Foucault's pendulum - Umberto Eco [153]
He didn’t know Lia, but he knew I had a companion. I said I’d come alone. Lia and I had quarreled two days before. Nothing serious; it would be forgotten in a few days, but meanwhile I wanted to get away from Milan.
So we all went to ***, the Garamond trio and Lorenza Pellegrini. At our departure, a tense moment. When it came time to get into the car, Lorenza said, “Maybe I’ll stay behind, so you three can work in peace. I’ll join you later with Simon.”
Belbo, both hands on the wheel, locked his elbows, stared straight ahead, and said in a low voice, “Get in.” Lorenza got in, and all through the trip, sitting up front, she kept her hand on the back of Belbo’s neck as he drove in silence.
* * * was still the town Belbo had known during the war. But new houses were few, he told us, agriculture was in decline, because the young people had migrated to the city. He pointed to hills, now pasture, that had once been yellow with grain. The town appeared suddenly, after a curve at the foot of the low hill where Belbo’s house was. We got a view, beyond it, of the Mon-ferrato plain, covered with a light, luminous mist. As the car climbed, Belbo directed our attention to the hill opposite, almost completely bare: at the top of it, a chapel flanked by two pines. “It’s called the Bricco,” he said, then added: “It doesn’t matter if it has no effect on you. We used to go there for the Angel’s lunch on Easter Monday. Now you can reach it in the car in five minutes, but then we went on foot, and it was a pilgrimage.”
55
I call a theatre [a place in which] all actions, all words, all particular subjects are shown as in a public theatre, where comedies and tragedies are acted.
—Robert Fludd, Utriusque Cosmi Historia, Tomi Secundi Tractatus Primi Sectio Secunda, Oppenheim (?), 1620 (?), p. 55
We arrived at the villa. Villa—actually, a large farmhouse, with great cellars on the ground floor, where Adeline Canepa—the quarrelsome tenant who had denounced Uncle Carlo to the partisans—once made wine from the vineyards of the Covasso land. It had long been unoccupied.
In a little peasant house nearby Adeline Canepa’s aunt still lived—a .very old woman, Belbo told us, who tended a little vegetable garden, kept a few hens and a pig. The others were now long dead, uncle and aunt, the Canepas; only this centenarian remained. The land had been sold years before to pay the inheritance taxes and other debts. Belbo knocked at the door of the little house. The old woman appeared on the threshold, took a while to recognize the visitor, then made a great show of deference, inviting us in, but Belbo, after having embraced and calmed her, cut the meeting short.
We entered the villa, and Lorenza gave cries of joy as she discovered stairways, corridors, shadowy rooms with old furniture. As usual, Belbo played everything down, remarking only that each of us has the Tara he deserves, but he was clearly moved. He continued to visit the house, from time to time, he told us, but not often.

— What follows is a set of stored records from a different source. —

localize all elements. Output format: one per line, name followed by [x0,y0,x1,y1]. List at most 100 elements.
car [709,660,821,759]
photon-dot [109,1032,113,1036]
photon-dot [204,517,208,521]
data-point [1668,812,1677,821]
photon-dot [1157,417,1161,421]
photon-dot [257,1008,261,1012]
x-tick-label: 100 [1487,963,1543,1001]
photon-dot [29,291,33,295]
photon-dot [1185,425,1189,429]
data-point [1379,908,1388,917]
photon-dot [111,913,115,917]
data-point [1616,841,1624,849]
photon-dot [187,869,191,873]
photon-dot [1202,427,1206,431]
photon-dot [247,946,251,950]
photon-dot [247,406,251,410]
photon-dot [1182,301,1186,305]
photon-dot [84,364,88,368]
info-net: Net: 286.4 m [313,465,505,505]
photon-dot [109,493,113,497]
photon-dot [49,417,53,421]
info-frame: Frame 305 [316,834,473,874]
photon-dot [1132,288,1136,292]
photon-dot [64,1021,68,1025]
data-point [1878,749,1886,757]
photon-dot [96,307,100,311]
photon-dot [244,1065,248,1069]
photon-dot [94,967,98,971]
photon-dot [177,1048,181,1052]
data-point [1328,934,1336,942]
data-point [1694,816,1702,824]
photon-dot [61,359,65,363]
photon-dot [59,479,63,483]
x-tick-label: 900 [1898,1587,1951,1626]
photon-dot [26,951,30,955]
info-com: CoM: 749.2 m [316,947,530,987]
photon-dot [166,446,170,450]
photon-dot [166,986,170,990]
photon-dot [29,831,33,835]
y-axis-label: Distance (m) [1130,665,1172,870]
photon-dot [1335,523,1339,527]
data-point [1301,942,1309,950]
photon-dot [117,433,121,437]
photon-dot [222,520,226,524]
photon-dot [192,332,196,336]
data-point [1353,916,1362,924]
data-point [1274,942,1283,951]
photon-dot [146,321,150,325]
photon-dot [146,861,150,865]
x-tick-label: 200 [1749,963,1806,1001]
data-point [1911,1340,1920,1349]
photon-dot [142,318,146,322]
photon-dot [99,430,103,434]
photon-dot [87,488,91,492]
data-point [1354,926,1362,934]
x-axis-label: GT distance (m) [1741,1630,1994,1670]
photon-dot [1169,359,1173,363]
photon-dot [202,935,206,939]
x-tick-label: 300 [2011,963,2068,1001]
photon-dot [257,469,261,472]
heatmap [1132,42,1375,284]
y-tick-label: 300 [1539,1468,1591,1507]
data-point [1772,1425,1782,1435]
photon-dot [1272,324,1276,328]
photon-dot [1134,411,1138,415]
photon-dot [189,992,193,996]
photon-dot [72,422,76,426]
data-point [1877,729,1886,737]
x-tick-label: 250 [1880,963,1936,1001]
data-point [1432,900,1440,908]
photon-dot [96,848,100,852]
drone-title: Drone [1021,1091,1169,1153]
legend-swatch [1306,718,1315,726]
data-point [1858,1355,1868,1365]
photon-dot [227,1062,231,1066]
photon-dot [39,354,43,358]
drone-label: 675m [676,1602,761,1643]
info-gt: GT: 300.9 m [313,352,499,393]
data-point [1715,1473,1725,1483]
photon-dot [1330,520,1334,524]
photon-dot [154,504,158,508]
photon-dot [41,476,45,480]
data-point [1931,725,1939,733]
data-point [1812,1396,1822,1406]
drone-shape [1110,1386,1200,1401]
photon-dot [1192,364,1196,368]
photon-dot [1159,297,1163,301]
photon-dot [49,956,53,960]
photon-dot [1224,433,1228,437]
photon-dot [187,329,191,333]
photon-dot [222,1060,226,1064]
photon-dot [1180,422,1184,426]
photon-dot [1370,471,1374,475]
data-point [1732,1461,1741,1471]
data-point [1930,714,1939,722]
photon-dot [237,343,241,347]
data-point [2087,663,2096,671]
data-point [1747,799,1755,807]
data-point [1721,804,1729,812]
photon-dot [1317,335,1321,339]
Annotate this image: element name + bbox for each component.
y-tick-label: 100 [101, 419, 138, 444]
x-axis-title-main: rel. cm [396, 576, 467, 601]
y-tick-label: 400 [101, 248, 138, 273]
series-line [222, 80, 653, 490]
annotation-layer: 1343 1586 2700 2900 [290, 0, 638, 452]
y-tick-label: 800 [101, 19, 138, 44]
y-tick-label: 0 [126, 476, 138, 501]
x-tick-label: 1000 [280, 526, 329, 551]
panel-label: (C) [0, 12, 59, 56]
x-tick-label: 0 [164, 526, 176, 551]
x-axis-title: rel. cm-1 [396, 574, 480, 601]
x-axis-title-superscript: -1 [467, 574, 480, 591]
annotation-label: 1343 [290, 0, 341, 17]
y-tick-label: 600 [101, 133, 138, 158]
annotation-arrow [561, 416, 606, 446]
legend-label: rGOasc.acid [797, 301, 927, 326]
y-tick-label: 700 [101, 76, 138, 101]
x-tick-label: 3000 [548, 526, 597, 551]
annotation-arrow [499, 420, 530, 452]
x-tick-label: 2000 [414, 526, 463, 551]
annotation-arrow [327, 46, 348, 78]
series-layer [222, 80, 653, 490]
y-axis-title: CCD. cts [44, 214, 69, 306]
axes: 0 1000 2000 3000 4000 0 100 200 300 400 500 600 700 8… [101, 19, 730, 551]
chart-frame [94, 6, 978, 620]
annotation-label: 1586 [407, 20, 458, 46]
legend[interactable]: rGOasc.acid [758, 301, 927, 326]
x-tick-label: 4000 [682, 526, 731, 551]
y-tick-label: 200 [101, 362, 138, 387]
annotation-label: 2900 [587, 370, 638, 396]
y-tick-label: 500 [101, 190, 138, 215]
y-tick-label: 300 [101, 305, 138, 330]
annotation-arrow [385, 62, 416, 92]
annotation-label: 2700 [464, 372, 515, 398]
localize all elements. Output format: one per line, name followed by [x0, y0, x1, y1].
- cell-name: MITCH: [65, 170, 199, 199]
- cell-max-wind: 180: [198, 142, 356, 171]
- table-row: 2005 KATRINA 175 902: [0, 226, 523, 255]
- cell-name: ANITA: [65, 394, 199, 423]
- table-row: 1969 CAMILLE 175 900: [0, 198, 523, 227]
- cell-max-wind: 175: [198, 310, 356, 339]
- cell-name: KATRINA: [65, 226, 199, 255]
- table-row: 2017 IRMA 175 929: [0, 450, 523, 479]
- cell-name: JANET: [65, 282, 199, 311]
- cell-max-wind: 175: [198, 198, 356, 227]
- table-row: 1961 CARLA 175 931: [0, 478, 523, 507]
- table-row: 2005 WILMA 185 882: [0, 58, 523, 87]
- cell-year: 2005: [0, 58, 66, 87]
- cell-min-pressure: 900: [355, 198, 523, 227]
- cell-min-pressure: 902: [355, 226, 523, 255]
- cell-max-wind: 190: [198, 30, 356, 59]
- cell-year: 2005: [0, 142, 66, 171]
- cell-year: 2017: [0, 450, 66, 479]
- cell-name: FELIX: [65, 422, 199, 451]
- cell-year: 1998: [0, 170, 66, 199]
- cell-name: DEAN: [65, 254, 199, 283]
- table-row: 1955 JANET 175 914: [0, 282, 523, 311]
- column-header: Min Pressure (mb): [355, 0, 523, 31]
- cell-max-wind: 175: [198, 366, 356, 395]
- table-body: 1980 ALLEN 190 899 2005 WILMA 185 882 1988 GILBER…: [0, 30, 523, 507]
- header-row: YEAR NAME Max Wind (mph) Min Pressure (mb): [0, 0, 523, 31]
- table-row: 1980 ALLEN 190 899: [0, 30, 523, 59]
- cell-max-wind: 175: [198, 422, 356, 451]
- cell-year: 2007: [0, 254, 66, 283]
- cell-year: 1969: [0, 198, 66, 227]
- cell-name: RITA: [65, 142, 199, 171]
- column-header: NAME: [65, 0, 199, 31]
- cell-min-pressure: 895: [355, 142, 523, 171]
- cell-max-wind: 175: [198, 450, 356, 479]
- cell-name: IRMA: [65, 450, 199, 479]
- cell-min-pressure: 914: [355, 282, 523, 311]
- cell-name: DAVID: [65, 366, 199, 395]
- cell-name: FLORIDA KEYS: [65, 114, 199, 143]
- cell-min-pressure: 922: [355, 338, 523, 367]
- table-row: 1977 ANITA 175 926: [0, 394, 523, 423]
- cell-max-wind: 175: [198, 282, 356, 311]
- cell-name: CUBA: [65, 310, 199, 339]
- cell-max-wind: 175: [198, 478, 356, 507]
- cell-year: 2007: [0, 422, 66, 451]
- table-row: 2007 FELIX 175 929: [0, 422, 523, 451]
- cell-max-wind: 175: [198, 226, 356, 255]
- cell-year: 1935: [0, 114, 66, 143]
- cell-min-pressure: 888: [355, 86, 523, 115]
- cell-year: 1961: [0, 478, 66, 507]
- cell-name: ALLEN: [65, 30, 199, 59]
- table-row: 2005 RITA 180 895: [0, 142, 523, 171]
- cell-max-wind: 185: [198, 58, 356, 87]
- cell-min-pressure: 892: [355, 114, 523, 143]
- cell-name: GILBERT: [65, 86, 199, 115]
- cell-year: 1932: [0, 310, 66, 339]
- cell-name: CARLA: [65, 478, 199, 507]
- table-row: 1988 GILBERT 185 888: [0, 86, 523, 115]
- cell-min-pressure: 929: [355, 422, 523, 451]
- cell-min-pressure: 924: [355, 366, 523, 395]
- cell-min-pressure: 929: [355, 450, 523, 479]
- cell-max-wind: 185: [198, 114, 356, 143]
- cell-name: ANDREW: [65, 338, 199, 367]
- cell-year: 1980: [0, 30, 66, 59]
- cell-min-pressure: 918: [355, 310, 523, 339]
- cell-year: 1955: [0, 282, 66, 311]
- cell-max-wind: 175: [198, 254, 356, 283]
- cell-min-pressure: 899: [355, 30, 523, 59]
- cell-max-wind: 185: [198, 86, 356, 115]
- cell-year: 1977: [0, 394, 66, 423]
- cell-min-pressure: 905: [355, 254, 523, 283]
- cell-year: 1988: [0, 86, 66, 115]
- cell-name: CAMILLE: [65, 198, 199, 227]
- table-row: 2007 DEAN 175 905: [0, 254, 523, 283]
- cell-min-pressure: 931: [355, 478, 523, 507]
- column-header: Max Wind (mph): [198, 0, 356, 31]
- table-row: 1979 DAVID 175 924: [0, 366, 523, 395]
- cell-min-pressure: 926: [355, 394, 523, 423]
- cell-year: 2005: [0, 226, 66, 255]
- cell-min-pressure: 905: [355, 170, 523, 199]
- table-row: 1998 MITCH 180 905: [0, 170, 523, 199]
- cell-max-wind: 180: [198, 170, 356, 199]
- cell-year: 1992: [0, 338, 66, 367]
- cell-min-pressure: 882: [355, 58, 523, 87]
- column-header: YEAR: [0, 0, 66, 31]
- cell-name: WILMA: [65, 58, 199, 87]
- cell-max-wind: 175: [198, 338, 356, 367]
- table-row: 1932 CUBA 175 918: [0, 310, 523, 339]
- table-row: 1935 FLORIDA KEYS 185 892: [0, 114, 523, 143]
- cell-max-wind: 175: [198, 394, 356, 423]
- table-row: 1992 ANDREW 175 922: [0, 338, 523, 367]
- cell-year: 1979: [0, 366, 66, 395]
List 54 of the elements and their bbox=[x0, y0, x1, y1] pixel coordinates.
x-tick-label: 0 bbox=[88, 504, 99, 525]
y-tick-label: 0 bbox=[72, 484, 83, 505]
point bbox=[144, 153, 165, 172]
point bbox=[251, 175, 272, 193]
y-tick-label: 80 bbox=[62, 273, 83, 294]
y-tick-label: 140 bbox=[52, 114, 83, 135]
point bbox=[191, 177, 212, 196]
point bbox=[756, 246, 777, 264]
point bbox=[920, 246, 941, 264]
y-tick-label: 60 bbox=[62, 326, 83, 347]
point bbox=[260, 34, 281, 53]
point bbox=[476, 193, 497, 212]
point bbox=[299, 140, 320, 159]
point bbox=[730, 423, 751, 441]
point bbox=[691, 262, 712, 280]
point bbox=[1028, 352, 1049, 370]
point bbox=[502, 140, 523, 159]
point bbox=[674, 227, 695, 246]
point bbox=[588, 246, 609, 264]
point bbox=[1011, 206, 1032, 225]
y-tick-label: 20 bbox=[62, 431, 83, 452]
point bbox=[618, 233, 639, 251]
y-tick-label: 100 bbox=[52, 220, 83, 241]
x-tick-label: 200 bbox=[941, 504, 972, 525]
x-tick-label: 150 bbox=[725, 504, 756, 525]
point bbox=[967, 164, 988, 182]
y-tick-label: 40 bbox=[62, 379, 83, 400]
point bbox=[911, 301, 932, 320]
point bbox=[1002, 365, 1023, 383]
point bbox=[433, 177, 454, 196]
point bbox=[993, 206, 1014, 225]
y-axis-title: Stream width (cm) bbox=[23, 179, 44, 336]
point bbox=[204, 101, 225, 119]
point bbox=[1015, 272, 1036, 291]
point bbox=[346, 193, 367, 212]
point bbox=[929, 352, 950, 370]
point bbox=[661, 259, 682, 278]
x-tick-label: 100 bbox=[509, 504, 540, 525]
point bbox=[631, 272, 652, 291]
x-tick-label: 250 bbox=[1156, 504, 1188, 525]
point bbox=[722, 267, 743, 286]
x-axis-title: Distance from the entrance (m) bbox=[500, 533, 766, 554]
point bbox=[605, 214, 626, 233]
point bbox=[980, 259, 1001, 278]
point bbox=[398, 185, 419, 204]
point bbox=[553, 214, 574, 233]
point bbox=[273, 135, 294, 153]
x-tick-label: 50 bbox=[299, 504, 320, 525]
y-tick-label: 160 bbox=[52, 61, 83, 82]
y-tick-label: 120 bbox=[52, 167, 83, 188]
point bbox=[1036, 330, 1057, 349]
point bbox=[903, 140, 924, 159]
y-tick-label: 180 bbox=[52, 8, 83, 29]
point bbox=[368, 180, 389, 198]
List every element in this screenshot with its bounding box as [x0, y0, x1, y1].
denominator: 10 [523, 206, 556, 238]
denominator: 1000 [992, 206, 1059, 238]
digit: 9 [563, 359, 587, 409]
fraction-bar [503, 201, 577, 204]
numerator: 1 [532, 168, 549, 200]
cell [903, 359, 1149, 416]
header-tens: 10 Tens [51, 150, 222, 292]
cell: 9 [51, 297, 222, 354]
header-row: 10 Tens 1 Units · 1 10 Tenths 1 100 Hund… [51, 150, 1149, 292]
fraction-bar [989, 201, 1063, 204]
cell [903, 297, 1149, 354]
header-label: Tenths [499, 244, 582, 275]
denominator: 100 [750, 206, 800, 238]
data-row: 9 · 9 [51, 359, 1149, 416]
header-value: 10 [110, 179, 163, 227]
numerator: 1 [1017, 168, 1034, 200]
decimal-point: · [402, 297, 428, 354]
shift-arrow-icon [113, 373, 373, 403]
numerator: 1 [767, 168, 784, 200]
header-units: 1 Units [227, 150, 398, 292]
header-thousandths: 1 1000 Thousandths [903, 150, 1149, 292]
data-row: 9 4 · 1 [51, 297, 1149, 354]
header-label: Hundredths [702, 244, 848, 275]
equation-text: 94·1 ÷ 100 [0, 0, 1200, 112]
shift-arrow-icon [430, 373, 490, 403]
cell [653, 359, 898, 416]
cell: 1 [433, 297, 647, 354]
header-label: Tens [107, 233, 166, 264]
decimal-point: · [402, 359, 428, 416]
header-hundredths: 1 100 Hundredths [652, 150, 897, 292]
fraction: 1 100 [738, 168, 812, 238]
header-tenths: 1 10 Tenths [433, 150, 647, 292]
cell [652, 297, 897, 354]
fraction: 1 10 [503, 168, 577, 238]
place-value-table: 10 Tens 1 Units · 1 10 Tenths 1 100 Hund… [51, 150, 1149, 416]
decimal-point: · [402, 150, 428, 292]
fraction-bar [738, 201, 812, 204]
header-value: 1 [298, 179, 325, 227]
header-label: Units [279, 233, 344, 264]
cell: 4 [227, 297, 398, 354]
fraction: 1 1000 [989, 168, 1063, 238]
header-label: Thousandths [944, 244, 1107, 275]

“It’s a good place to work: cool in summer, and in winter the thick walls protect you against the cold, and there are stoves everywhere. Naturally, when I was a child, an evacuee, we lived only in two side rooms at the end of the main corridor. Now I’ve taken possession of my uncle and aunt’s wing. I work here, in Uncle Carlo’s study.” There was a secretaire with little space for a sheet of paper but plenty of small drawers, both visible and concealed. “I couldn’t put Abulafia here,” Belbo said. “But the rare times I come, I like to write by hand, as I did then.” He showed us a majestic cupboard. “When I’m dead, remember this contains all my juvenilia, the poems I wrote when I was sixteen, the sketches for sagas in six volumes made at eighteen, and so on...”
“Let’s see! Let’s see!” Lorenza cried, clapping her hands and advancing with exaggerated feline tread toward the cupboard.